O tratamento de infecções pulmonares é realizado por meio de medicamentos que atuam diretamente contra o agente causador — fungos, vírus ou bactérias. Conforme a condição do paciente, médicos recorrem a antifúngicos, antivirais ou antibióticos. Pesquisadores da Espanha criaram o primeiro "remédio vivo" para tratar esse tipo de complicação.
O medicamento tem como alvo a Pseudomonas aeruginosa, uma bactéria que é causa comum de infecções hospitalares e resistente a diversos tipos de antibiótico. Para combatê-la, a equipe apostou em outro micro-organismo, a bactéria Mycoplasma pneumoniae, responsável por infecções pulmonares. O patógeno foi modificado para não causar doenças no órgão vital e combinado com doses de antibióticos que, por conta própria, não funcionariam contra a P. aeruginosa.
Em testes com camundongos, o tratamento de dose única dobrou a taxa de sobrevivência das cobaias, em comparação às que não receberam o "remédio vivo". A administração não mostrou sinais de toxicidade nos pulmões. Além disso, o sistema imune dos animais eliminou a bactéria modificada em um período de quatro dias. Os resultados do experimento foram publicados na revista Nature Biotechnology.

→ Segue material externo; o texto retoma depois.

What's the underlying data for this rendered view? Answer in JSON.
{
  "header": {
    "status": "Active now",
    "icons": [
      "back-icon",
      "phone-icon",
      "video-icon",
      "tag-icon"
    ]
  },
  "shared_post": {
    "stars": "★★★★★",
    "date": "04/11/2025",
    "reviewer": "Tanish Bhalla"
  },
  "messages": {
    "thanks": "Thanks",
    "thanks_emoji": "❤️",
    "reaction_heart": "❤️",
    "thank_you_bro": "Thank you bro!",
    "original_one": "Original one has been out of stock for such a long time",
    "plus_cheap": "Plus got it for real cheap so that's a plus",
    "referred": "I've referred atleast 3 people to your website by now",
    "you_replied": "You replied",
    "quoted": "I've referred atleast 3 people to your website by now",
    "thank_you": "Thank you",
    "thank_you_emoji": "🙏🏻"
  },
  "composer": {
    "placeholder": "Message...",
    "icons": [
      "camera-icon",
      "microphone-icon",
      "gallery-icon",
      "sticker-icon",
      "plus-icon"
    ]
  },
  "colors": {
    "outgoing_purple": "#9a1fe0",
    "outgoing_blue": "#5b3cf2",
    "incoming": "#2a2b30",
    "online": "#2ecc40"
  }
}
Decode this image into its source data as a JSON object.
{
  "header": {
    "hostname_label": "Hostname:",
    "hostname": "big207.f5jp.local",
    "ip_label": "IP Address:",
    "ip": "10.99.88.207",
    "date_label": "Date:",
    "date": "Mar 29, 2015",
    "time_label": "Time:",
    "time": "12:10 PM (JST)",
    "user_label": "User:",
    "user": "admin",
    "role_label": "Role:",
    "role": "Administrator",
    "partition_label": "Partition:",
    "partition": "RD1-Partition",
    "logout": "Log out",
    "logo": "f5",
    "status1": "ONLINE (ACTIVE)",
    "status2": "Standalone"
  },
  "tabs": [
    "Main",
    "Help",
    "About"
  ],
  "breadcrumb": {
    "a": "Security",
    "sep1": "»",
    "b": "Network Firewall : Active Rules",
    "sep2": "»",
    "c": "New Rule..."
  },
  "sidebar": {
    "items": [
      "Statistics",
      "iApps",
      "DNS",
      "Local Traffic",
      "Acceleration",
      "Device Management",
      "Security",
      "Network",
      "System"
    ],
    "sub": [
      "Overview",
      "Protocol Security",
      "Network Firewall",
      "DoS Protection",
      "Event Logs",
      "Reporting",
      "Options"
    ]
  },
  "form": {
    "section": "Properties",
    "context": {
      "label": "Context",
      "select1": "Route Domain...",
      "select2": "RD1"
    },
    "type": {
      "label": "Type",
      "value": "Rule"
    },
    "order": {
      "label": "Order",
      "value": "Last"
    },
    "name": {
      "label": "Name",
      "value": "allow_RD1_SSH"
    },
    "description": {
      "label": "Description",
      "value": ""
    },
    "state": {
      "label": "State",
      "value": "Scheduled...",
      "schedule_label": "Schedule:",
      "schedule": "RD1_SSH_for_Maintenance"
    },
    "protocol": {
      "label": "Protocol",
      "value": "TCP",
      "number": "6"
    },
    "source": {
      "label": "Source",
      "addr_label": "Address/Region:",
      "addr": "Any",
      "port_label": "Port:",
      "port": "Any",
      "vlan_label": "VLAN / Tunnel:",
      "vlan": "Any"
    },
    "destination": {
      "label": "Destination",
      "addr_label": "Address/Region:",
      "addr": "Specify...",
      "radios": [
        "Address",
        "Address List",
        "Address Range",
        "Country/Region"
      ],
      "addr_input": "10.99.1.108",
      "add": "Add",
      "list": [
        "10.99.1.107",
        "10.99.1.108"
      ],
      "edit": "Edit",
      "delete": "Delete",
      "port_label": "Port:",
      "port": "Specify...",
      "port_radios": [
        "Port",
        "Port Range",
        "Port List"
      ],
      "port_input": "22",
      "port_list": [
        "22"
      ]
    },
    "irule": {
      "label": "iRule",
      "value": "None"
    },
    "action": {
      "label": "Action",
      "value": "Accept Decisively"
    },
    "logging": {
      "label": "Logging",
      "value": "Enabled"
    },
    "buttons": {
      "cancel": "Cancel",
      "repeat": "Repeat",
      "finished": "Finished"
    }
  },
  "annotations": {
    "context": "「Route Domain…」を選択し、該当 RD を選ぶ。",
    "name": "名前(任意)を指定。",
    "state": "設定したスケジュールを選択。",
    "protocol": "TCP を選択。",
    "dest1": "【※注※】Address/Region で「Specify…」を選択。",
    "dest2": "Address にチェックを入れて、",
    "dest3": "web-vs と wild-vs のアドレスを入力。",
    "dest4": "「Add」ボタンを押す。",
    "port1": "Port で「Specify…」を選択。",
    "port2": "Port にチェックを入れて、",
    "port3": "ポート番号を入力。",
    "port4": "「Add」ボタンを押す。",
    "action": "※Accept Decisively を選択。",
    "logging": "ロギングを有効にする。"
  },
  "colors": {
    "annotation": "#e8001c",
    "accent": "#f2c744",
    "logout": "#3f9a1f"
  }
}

Na visão dos pesquisadores, o estudo abre as portas para a criação de cepas de M. pneumoniae para combater outros tipos de doenças respiratórias, como câncer de pulmão ou asma. "Ela pode ser alterada com uma variedade de cargas diferentes — sejam citocinas, nanocorpos ou defensinas. O objetivo é diversificar o arsenal da bactéria modificada e liberar todo o seu potencial no tratamento de uma variedade de doenças complexas", diz, em nota, Luis Serrano, um dos autores do estudo e professor da Instituição Catalã de Pesquisa e Estudos Avançados.
Escudo biológico
As infecções por P. aeruginosa são difíceis de serem tratadas porque a bactéria vive em comunidades que formam biofilmes que aderem a várias superfícies do corpo e formam estruturas que escapam ao alcance dos antibióticos. A M. pneumoniae foi modificada justamente para dissolver esses biofilmes, liberando a ação de medicamentos.
"Desenvolvemos um aríete que ataca bactérias resistentes a antibióticos. O tratamento abre buracos nas paredes celulares, fornecendo pontos de entrada cruciais para os antibióticos invadirem e eliminarem infecções", comemora, em nota, María Lluch, coautora do estudo e pesquisadora da Universidade Internacional da Catalunha.
A escolha pela M. pneumoniae se deu devido à fácil adaptação dessa bactéria ao tecido pulmonar. "Depois de administrar a versão modificada, ela viaja direto para a fonte de uma infecção respiratória, onde se instala como uma fábrica temporária e produz uma variedade de moléculas terapêuticas", detalham os autores.
Na visão do presidente da Sociedade de Infectologia do Distrito Federal, David Urbaez, as medicações disponíveis estão, cada dia mais, apresentando "insucessos terapêuticos", uma vez que as bactérias têm capacidade de desenvolver mecanismos de resistência das mais variadas naturezas. "Uma vez que se domina essa técnica de modificação genética de outras bactérias, elas se tornam coadjuvantes no tratamento, como no caso desse ensaio", pontua o infectologista.
O próximo passo dos pesquisadores é realizar mais testes antes de chegar aos ensaios clínicos, com humanos. A previsão é de que o tratamento seja administrado por meio de um nebulizador, dispositivo que transforma o remédio líquido em uma névoa, inalada por um bocal ou uma máscara.